The Business Continuity Institute’s latest Cyber Resilience Report 2019 (produced with the support of Sungard AS) indicates that 66% of respondents found out about their most recent cyber security incident from the IT department; an additional 43% were informed via virus notification software, also likely to be managed by the IT department. Thus, as the report’s data highlights, technology experts play a central role within an organisation, although they also have a clear responsibility in the communication of possible breach incidents to other teams in a timely and effective way.

The Business Continuity Institute acknowledges that this communication responsibility is challenging, as shown by previous industry research, which reveals how most IT leaders do not believe they communicate to the rest of their organisations in a ‘highly effective’ manner. More challenged are organisations where c-suite’s insistence is that news of incidents must be approved

by nominated senior executives before it can be forwarded to the ‘rank-and-file’ workforce. Small delays of minutes could mean the difference between a multi-strike phishing attack being successful and it being contained as soon as its initial victims have realised what is happened and alerted colleagues in IT. Co-workers who have been away from their desk will also inadvertently taking the phishing bait, and the attack gets further.

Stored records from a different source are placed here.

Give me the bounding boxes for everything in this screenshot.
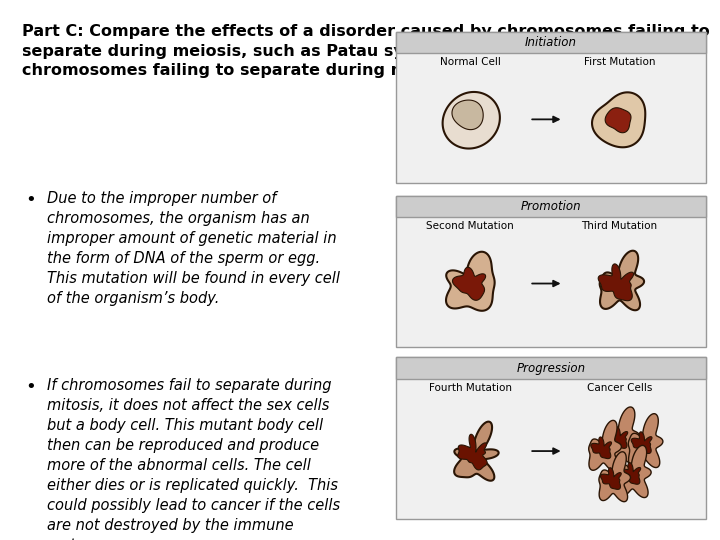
Text: Initiation: Initiation <box>525 36 577 49</box>
Polygon shape <box>589 420 621 471</box>
Polygon shape <box>454 422 499 481</box>
FancyBboxPatch shape <box>396 196 706 347</box>
FancyBboxPatch shape <box>396 196 706 217</box>
Text: Second Mutation: Second Mutation <box>426 221 514 232</box>
FancyBboxPatch shape <box>396 357 706 379</box>
Polygon shape <box>606 108 631 133</box>
Polygon shape <box>598 264 634 301</box>
Text: Normal Cell: Normal Cell <box>440 57 501 68</box>
Polygon shape <box>592 92 645 147</box>
Polygon shape <box>600 468 621 489</box>
Text: If chromosomes fail to separate during
mitosis, it does not affect the sex cells: If chromosomes fail to separate during m… <box>47 378 340 540</box>
Polygon shape <box>603 407 639 464</box>
Polygon shape <box>452 100 483 130</box>
Polygon shape <box>458 434 487 470</box>
Text: Progression: Progression <box>516 362 585 375</box>
FancyBboxPatch shape <box>396 31 706 53</box>
Polygon shape <box>443 92 500 148</box>
Text: •: • <box>25 191 36 208</box>
Polygon shape <box>620 463 641 484</box>
Text: Third Mutation: Third Mutation <box>581 221 657 232</box>
Text: Cancer Cells: Cancer Cells <box>587 383 652 393</box>
FancyBboxPatch shape <box>396 357 706 519</box>
Polygon shape <box>591 437 611 458</box>
Text: First Mutation: First Mutation <box>584 57 655 68</box>
Text: •: • <box>25 378 36 396</box>
Polygon shape <box>607 427 628 448</box>
Polygon shape <box>452 267 485 300</box>
Polygon shape <box>600 251 644 310</box>
Text: Fourth Mutation: Fourth Mutation <box>429 383 512 393</box>
FancyBboxPatch shape <box>396 31 706 183</box>
Polygon shape <box>629 414 663 468</box>
Text: Part C: Compare the effects of a disorder caused by chromosomes failing to
separ: Part C: Compare the effects of a disorde… <box>22 24 709 78</box>
Polygon shape <box>631 432 652 454</box>
Polygon shape <box>446 252 495 311</box>
Polygon shape <box>617 446 651 497</box>
Text: Promotion: Promotion <box>521 200 581 213</box>
Text: Due to the improper number of
chromosomes, the organism has an
improper amount o: Due to the improper number of chromosome… <box>47 191 340 306</box>
Polygon shape <box>599 452 631 502</box>
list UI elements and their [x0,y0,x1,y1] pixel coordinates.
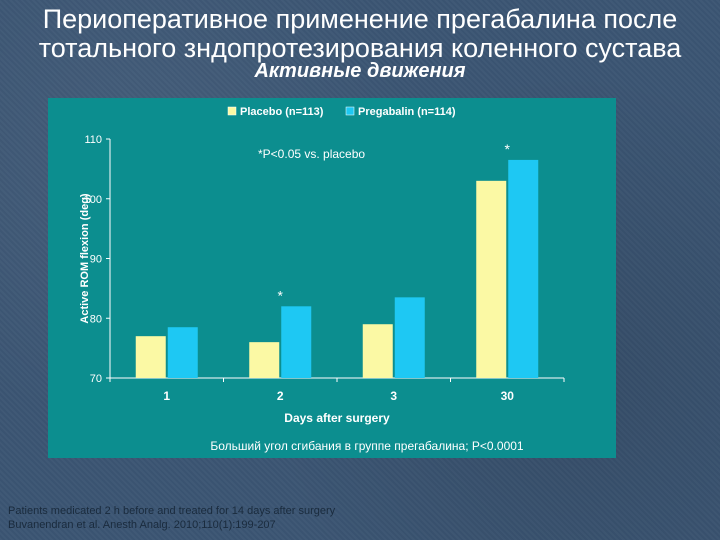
bar-placebo [476,180,507,378]
y-tick-label: 80 [90,313,102,325]
bar-placebo [135,336,166,378]
bar-pregabalin [281,306,312,378]
bar-pregabalin [167,327,198,378]
significance-star: * [505,141,511,157]
bar-pregabalin [394,297,425,378]
chart-panel: 70 80 90 100 110 1 2 3 30 * * *P<0.05 vs. placebo Da… [48,98,616,458]
legend-swatch [227,106,237,116]
x-axis-label: Days after surgery [284,411,390,425]
legend-swatch [345,106,355,116]
y-tick-label: 90 [90,254,102,266]
footnote-line-1: Patients medicated 2 h before and treate… [8,505,336,517]
slide-title-line-1: Периоперативное применение прегабалина п… [42,4,678,34]
slide-subtitle: Активные движения [254,60,466,82]
legend-label: Placebo (n=113) [240,106,324,118]
footnote-line-2: Buvanendran et al. Anesth Analg. 2010;11… [8,519,276,531]
bar-placebo [249,342,280,378]
y-tick-label: 110 [84,134,102,146]
slide-title-line-2: тотального зндопротезирования коленного … [38,33,682,63]
bar-placebo [362,324,393,378]
y-axis-label: Active ROM flexion (deg) [79,193,91,324]
x-tick-label: 30 [501,389,515,403]
bar-chart: 70 80 90 100 110 1 2 3 30 * * *P<0.05 vs. placebo Da… [79,106,565,453]
y-tick-label: 70 [90,373,102,385]
x-tick-label: 3 [390,389,397,403]
legend-label: Pregabalin (n=114) [358,106,456,118]
y-tick-label: 100 [84,194,102,206]
x-tick-label: 2 [277,389,284,403]
bar-pregabalin [508,159,539,378]
significance-star: * [278,287,284,303]
significance-annotation: *P<0.05 vs. placebo [258,147,365,161]
footnote: Patients medicated 2 h before and treate… [8,504,335,532]
x-tick-label: 1 [163,389,170,403]
chart-caption: Больший угол сгибания в группе прегабали… [210,439,524,453]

The Business Continuity Institute’s Cyber Resilience Report found an improvement in response time: 38% of organisations surveyed reckon they can respond to a cyber security incident ‘within one hour’, compared to 33% in 2018. However, 14% still take more than four hours to respond, similar to 2018’s 16%. These response periods differ in accordance with the nature of cyber threat involved. With malware, for example, fast reaction is key to reducing the ‘dwell time’, which begins at the moment of infection until the point at which the malware is halted.

The Business Continuity Institute suggests that a Business Impact Analysis can help detect the Maximum Tolerable Period of Disruption (MTPD) or Maximum Acceptable Outage (MAO) caused by a cyber attack. The Business Continuity Officer/team can then use these metrics to set the ideal time of recovery or Recovery Time Objective.

As noted, organisational responsibility for Business Continuity Planning has traditionally fallen to the IT function; but a gradual shift is underway. Databarracks’ annual Data Health Check survey – which questioned more than 400 IT decision-makers – found that c-suite-level executives now oversee Business Continuity plans at 25% of organisations in the UK – that’s up from 21% in 2015. Meanwhile, it is the IT leaders who oversee Business Continuity plans in 42% of organisations – down from 27% in 2015. Seventeen per cent of those polled report that ‘IT managers’ are in charge of the process – that’s a figure down from 22% in 2015.

‘Business Continuity [has now become] a consideration for leaders across the entire [organisation], and not just the IT department,’ the Data Health Check concludes. ‘It is fine for [the IT directorate] to be involved, certainly; but the overall direction should come from management in the wider business. This is the best way to ensure that Business Continuity plans are effectively implemented and embedded throughout the [organisation].’

The report also adds that ‘more c-suite executives and other business leaders are taking control… CEO involvement is fairly strong at 25%, but only 10% said that the CFO is involved… It is important that a wide range of people – including IT leaders – are involved in Business Continuity plans – but we’re still not seeing enough buy-in from the c-suite. The pace of change remains slow.’ It is worth bearing in mind that, as Databarracks’ Data Health Check 2019 notes, larger companies generally have a dedicated Business Continuity manager (or even team); but SMEs will not normally have a dedicated member of staff who handles Business Continuity issues.